Önceki gün linç timi Erdal Beşikçioğlu için klavye başına geçti.
Çay ocağı solcuları, hep bir ağızdan saldırmaya başladı.
Nefret, hakaret, tehdit... Beşikçioğlu'nun ölen sanatçılar kervanına katıldığını söyleyenlerden tutun da, onursuzlukla suçlayanlara kadar ne ararsanız var. Ne söylendiğine değil; kimin, hangi mahfilde söylediğine bakıyorlar.
Halbuki ne demişti?
"Devletim bu vatan için 'Öl' dese ölürdük." "Hepimiz aynı gemideyiz, başka Türkiye yok." "Bankada paramı dolarda değil Türk Lirası'nda tutuyorum."
GÖZLERİNİZ KÖR OLMUŞ SİZİN
Bu sözleri bir Yunan eleştirse anlarım ama Türkiye'de doğup büyüyen, bu topraklarda bir yerlere gelen, ev bark kuran, ekmek yiyenler böyle insafsızca eleştirince 'Bunlar hangi ülkenin vatandaşı?' diyorum.
Yazık...
Bu güruhun içindeki kin, nefret ve öfke, gözlerini kör etmiş durumda... İçlerindeki hazımsızlığı nasıl, nereden çıkaracaklarını bilemiyorlar. Sözde solculuk, Atatürkçülük, laiklik adı altında düpedüz yobazlık yapıyorlar.
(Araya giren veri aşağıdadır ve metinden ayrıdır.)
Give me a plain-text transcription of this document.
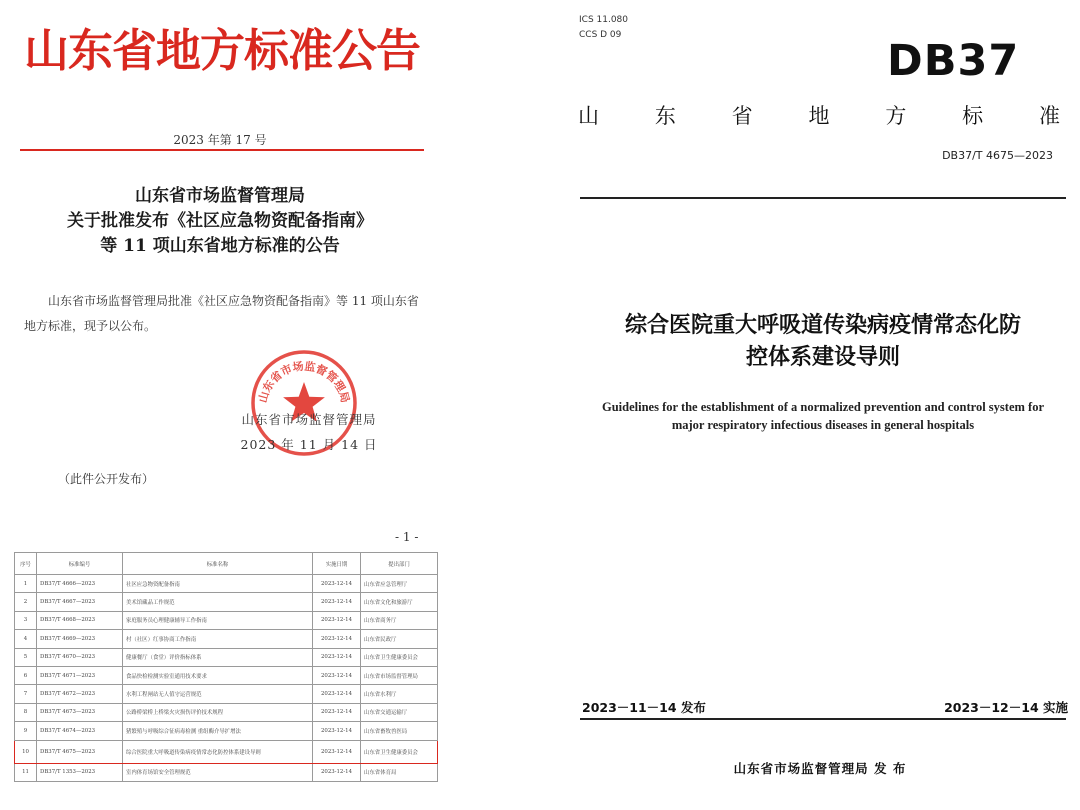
山东省地方标准公告
2023 年第 17 号
山东省市场监督管理局
关于批准发布《社区应急物资配备指南》
等 11 项山东省地方标准的公告
山东省市场监督管理局批准《社区应急物资配备指南》等 11 项山东省地方标准，现予以公布。
山东省市场监督管理局
山东省市场监督管理局
2023 年 11 月 14 日
（此件公开发布）
- 1 -
序号	标准编号	标准名称	实施日期	提出部门
1	DB37/T 4666—2023	社区应急物资配备指南	2023-12-14	山东省应急管理厅
2	DB37/T 4667—2023	美术馆藏品工作规范	2023-12-14	山东省文化和旅游厅
3	DB37/T 4668—2023	家庭服务员心理健康辅导工作指南	2023-12-14	山东省商务厅
4	DB37/T 4669—2023	村（社区）红事协商工作指南	2023-12-14	山东省民政厅
5	DB37/T 4670—2023	健康餐厅（食堂）评价指标体系	2023-12-14	山东省卫生健康委员会
6	DB37/T 4671—2023	食品快检检测实验室通用技术要求	2023-12-14	山东省市场监督管理局
7	DB37/T 4672—2023	水利工程闸站无人值守运营规范	2023-12-14	山东省水利厅
8	DB37/T 4673—2023	公路桥梁桥上桥梁火灾损伤评价技术规程	2023-12-14	山东省交通运输厅
9	DB37/T 4674—2023	猪繁殖与呼吸综合征病毒检测 重组酶介导扩增法	2023-12-14	山东省畜牧兽医局
10	DB37/T 4675—2023	综合医院重大呼吸道传染病疫情常态化防控体系建设导则	2023-12-14	山东省卫生健康委员会
11	DB37/T 1353—2023	室内体育场馆安全管理规范	2023-12-14	山东省体育局
ICS 11.080
CCS D 09
DB37
山	东	省	地	方	标	准
DB37/T 4675—2023
综合医院重大呼吸道传染病疫情常态化防
控体系建设导则
Guidelines for the establishment of a normalized prevention and control system for
major respiratory infectious diseases in general hospitals
2023－11－14 发布	2023－12－14 实施
山东省市场监督管理局 发 布
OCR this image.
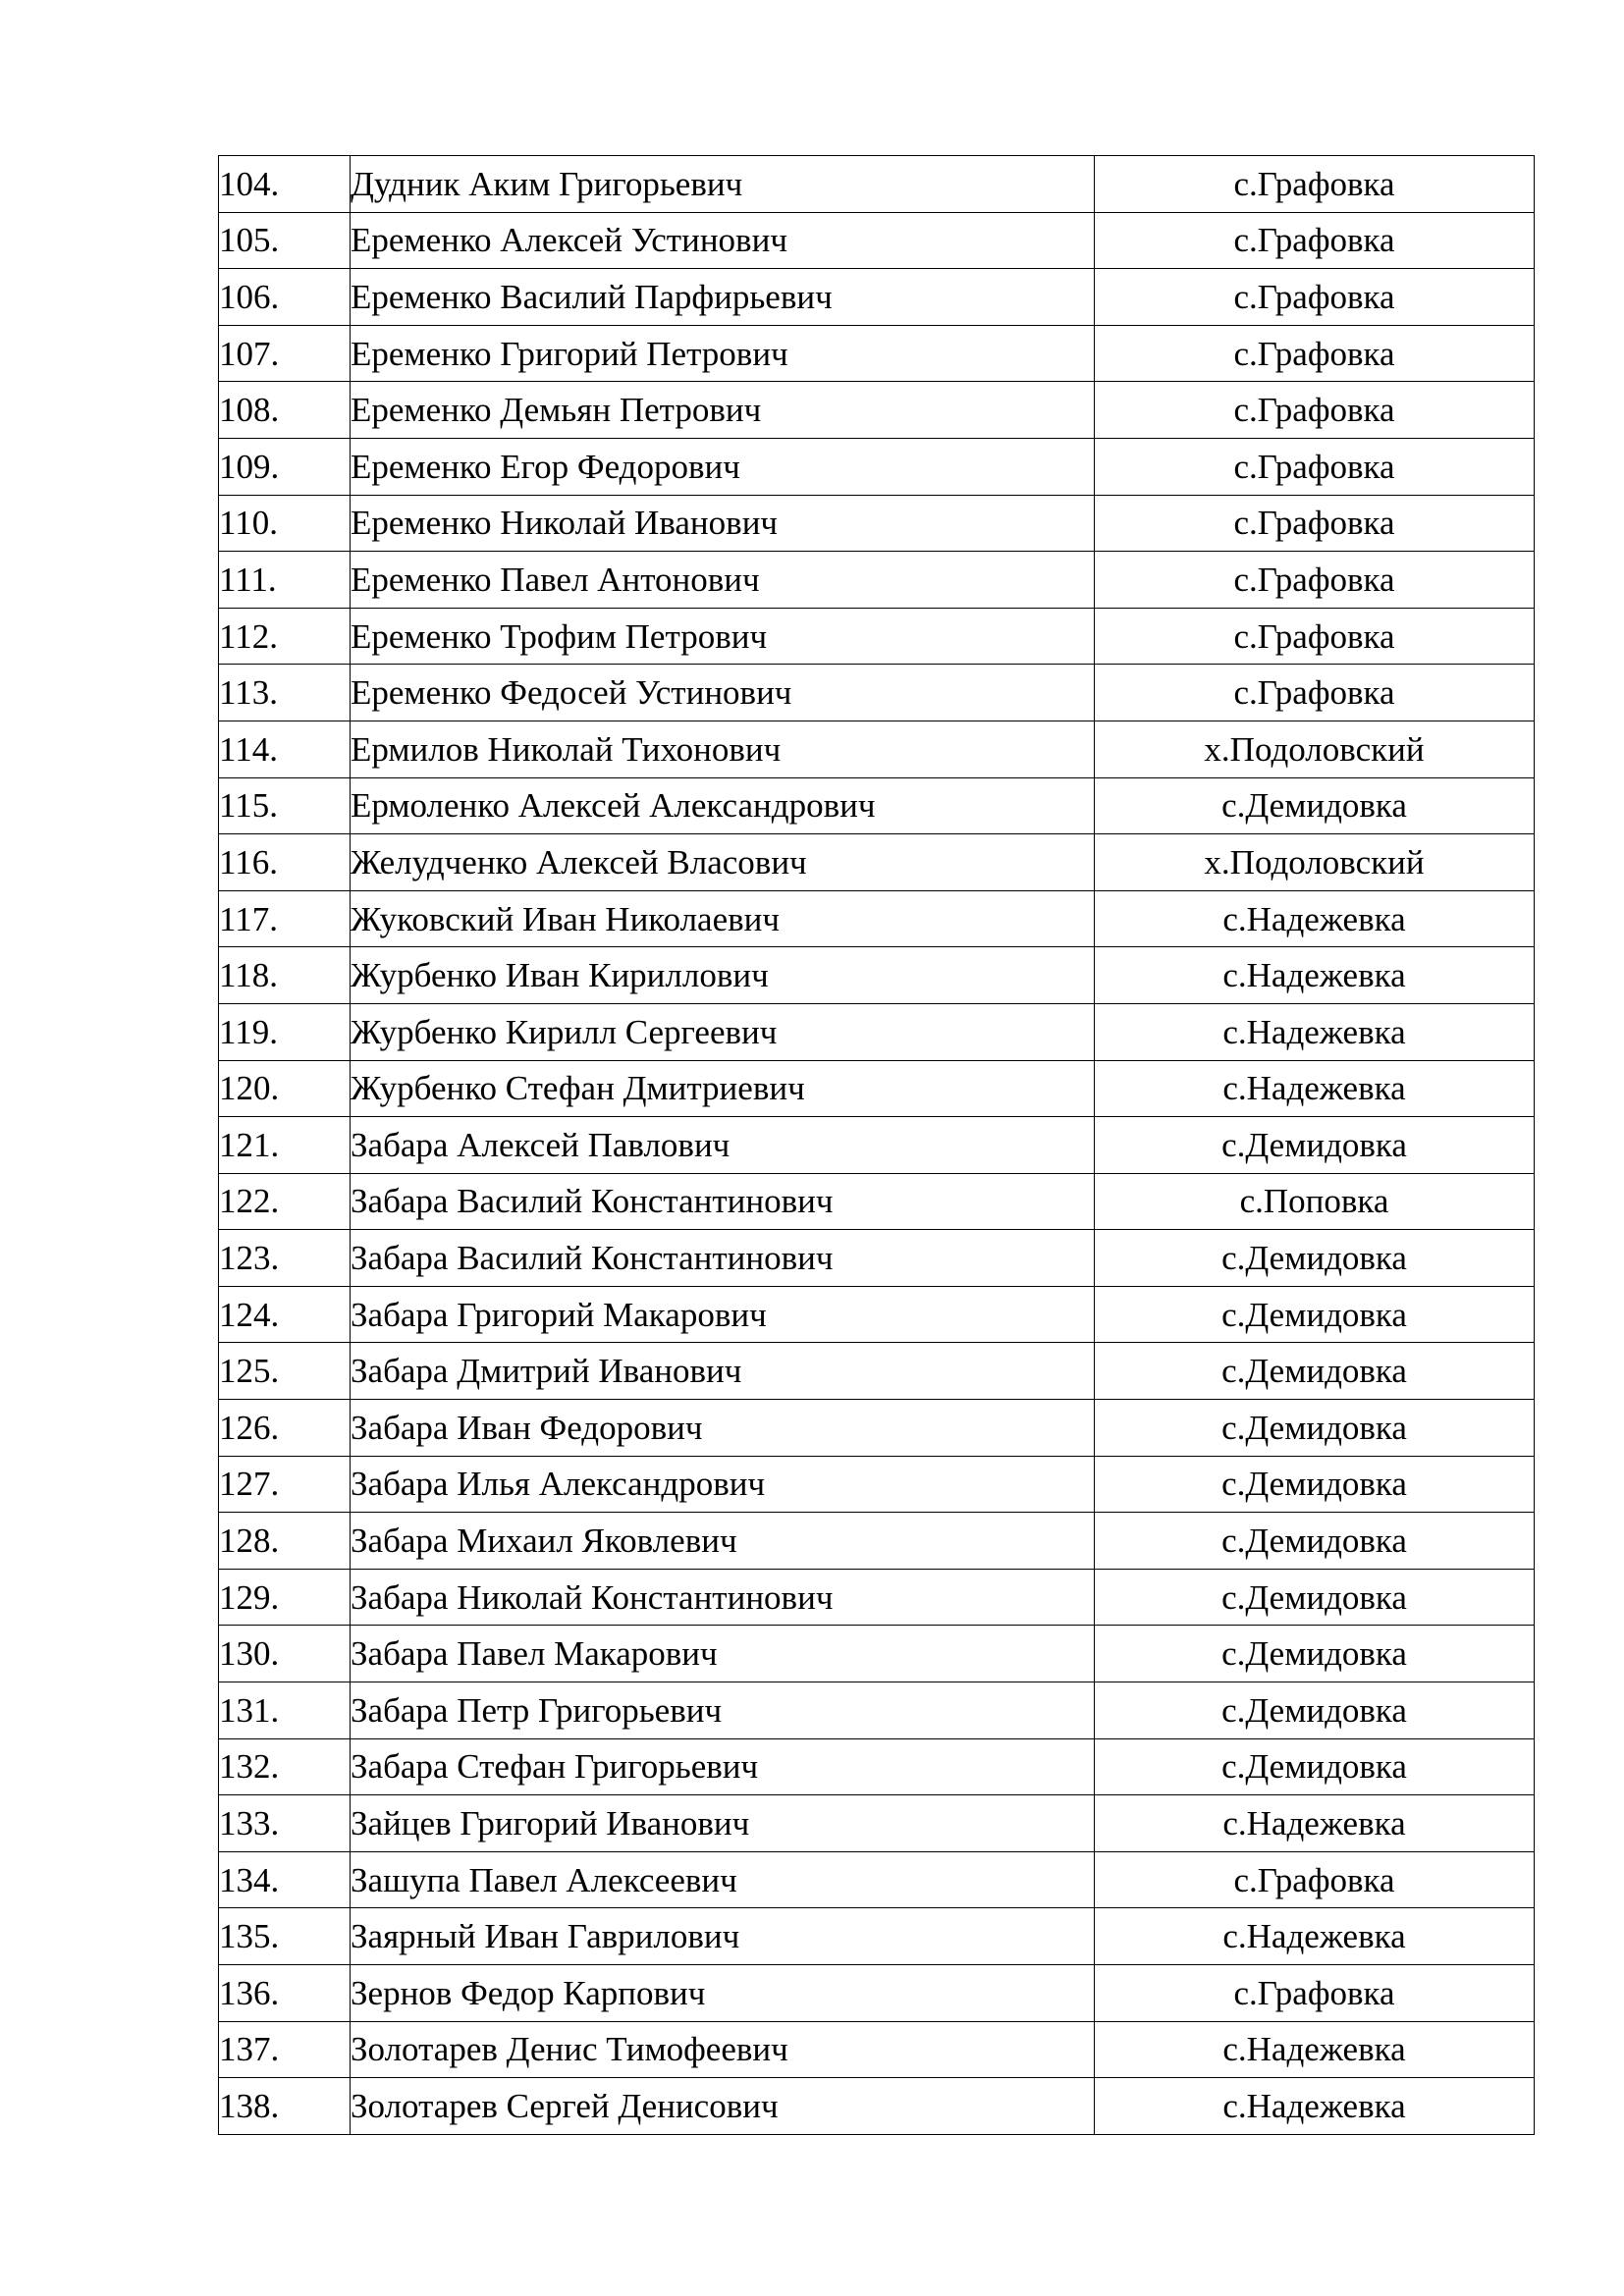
104.	Дудник Аким Григорьевич	с.Графовка
105.	Еременко Алексей Устинович	с.Графовка
106.	Еременко Василий Парфирьевич	с.Графовка
107.	Еременко Григорий Петрович	с.Графовка
108.	Еременко Демьян Петрович	с.Графовка
109.	Еременко Егор Федорович	с.Графовка
110.	Еременко Николай Иванович	с.Графовка
111.	Еременко Павел Антонович	с.Графовка
112.	Еременко Трофим Петрович	с.Графовка
113.	Еременко Федосей Устинович	с.Графовка
114.	Ермилов Николай Тихонович	х.Подоловский
115.	Ермоленко Алексей Александрович	с.Демидовка
116.	Желудченко Алексей Власович	х.Подоловский
117.	Жуковский Иван Николаевич	с.Надежевка
118.	Журбенко Иван Кириллович	с.Надежевка
119.	Журбенко Кирилл Сергеевич	с.Надежевка
120.	Журбенко Стефан Дмитриевич	с.Надежевка
121.	Забара Алексей Павлович	с.Демидовка
122.	Забара Василий Константинович	с.Поповка
123.	Забара Василий Константинович	с.Демидовка
124.	Забара Григорий Макарович	с.Демидовка
125.	Забара Дмитрий Иванович	с.Демидовка
126.	Забара Иван Федорович	с.Демидовка
127.	Забара Илья Александрович	с.Демидовка
128.	Забара Михаил Яковлевич	с.Демидовка
129.	Забара Николай Константинович	с.Демидовка
130.	Забара Павел Макарович	с.Демидовка
131.	Забара Петр Григорьевич	с.Демидовка
132.	Забара Стефан Григорьевич	с.Демидовка
133.	Зайцев Григорий Иванович	с.Надежевка
134.	Зашупа Павел Алексеевич	с.Графовка
135.	Заярный Иван Гаврилович	с.Надежевка
136.	Зернов Федор Карпович	с.Графовка
137.	Золотарев Денис Тимофеевич	с.Надежевка
138.	Золотарев Сергей Денисович	с.Надежевка
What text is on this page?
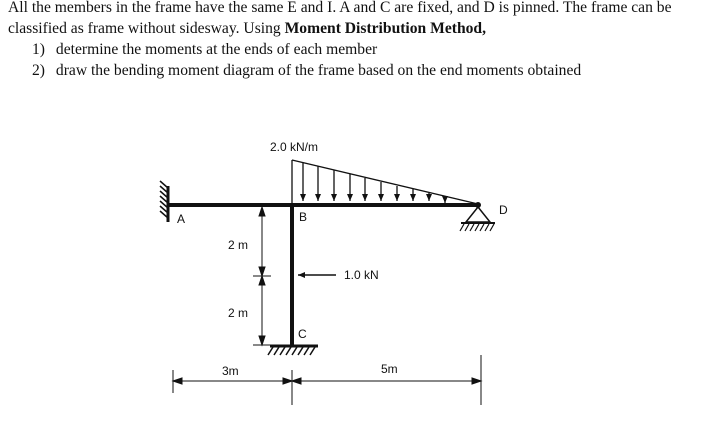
All the members in the frame have the same E and I. A and C are fixed, and D is pinned. The frame can be classified as frame without sidesway. Using Moment Distribution Method,

1) determine the moments at the ends of each member
2) draw the bending moment diagram of the frame based on the end moments obtained
2.0 kN/m
1.0 kN
A	B
C
D
2 m
2 m
3m	5m
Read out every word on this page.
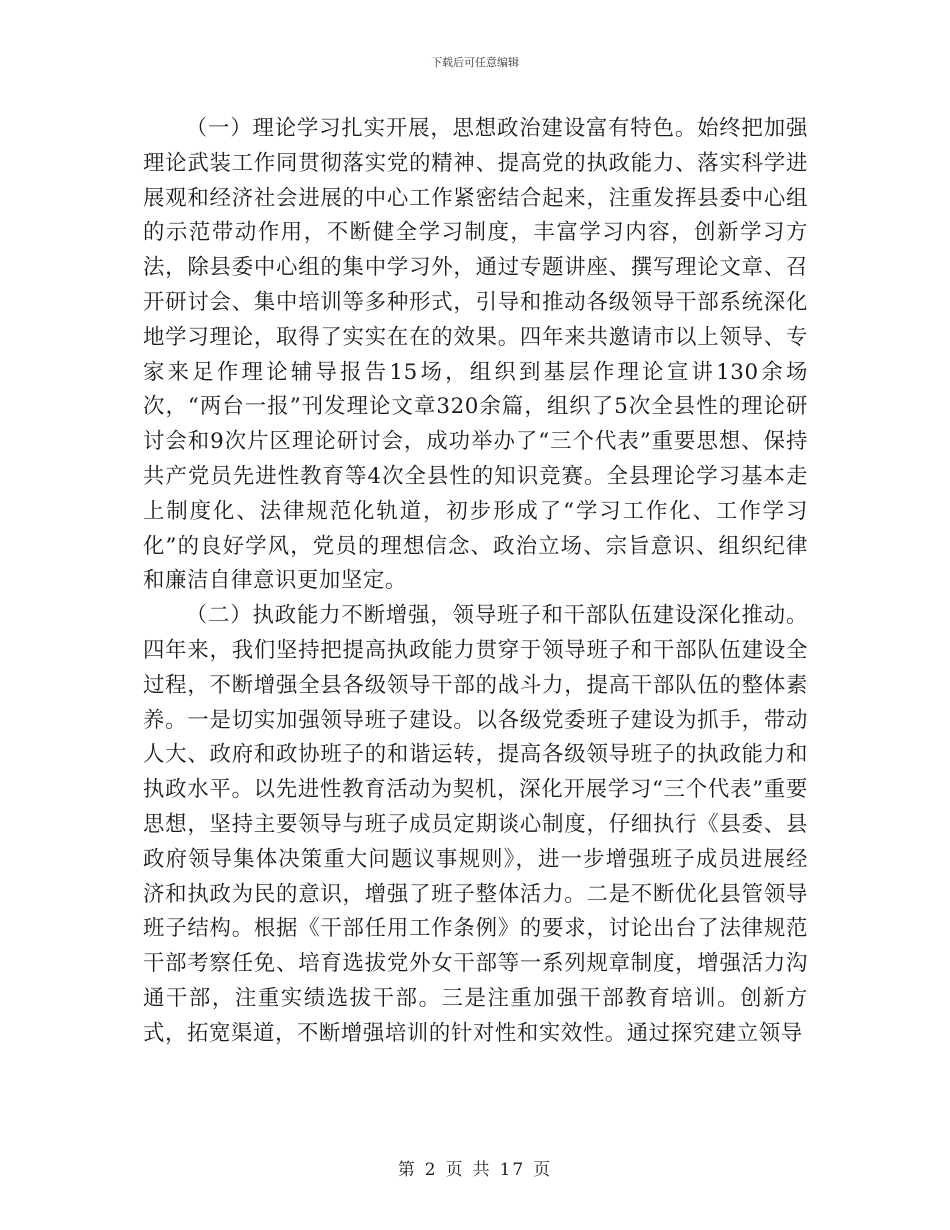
下载后可任意编辑

（一）理论学习扎实开展，思想政治建设富有特色。始终把加强理论武装工作同贯彻落实党的精神、提高党的执政能力、落实科学进展观和经济社会进展的中心工作紧密结合起来，注重发挥县委中心组的示范带动作用，不断健全学习制度，丰富学习内容，创新学习方法，除县委中心组的集中学习外，通过专题讲座、撰写理论文章、召开研讨会、集中培训等多种形式，引导和推动各级领导干部系统深化地学习理论，取得了实实在在的效果。四年来共邀请市以上领导、专家来足作理论辅导报告15场，组织到基层作理论宣讲130余场次，“两台一报”刊发理论文章320余篇，组织了5次全县性的理论研讨会和9次片区理论研讨会，成功举办了“三个代表”重要思想、保持共产党员先进性教育等4次全县性的知识竞赛。全县理论学习基本走上制度化、法律规范化轨道，初步形成了“学习工作化、工作学习化”的良好学风，党员的理想信念、政治立场、宗旨意识、组织纪律和廉洁自律意识更加坚定。

（二）执政能力不断增强，领导班子和干部队伍建设深化推动。四年来，我们坚持把提高执政能力贯穿于领导班子和干部队伍建设全过程，不断增强全县各级领导干部的战斗力，提高干部队伍的整体素养。一是切实加强领导班子建设。以各级党委班子建设为抓手，带动人大、政府和政协班子的和谐运转，提高各级领导班子的执政能力和执政水平。以先进性教育活动为契机，深化开展学习“三个代表”重要思想，坚持主要领导与班子成员定期谈心制度，仔细执行《县委、县政府领导集体决策重大问题议事规则》，进一步增强班子成员进展经济和执政为民的意识，增强了班子整体活力。二是不断优化县管领导班子结构。根据《干部任用工作条例》的要求，讨论出台了法律规范干部考察任免、培育选拔党外女干部等一系列规章制度，增强活力沟通干部，注重实绩选拔干部。三是注重加强干部教育培训。创新方式，拓宽渠道，不断增强培训的针对性和实效性。通过探究建立领导

第 2 页 共 17 页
Siyasal mücadele dedikleri şeyi, kendilerinden farklı düşüneni veya kendi doğruları gibi konuşmayanları itibarsızlaştırmak ve linç etmek sanıyorlar. Ülkesini seven herkesi faşist ilan ediyorlar.
Peki siz nesiniz?
Anti Türkiye'ci mi, anti Erdoğan'cı mı, antimilliyetçi mi, antivatansever mi?
Kendinizi nereye konumlandırıyorsunuz?
Vatanını sevmenin sağı, solu olur mu Allah aşkına?
Bana kalırsa, ancak yüreği olur- ki o da sizde yok!
Size bir çift lafım var: Madem iktidar düşmanlığınız bu boyuta ulaştı, içiniz bu kadar karardı, nefretiniz dağı aştı... Atlayın o zaman bu gemiden... Buyurun, istediğiniz kara parçasında yaşamakta serbestsiniz.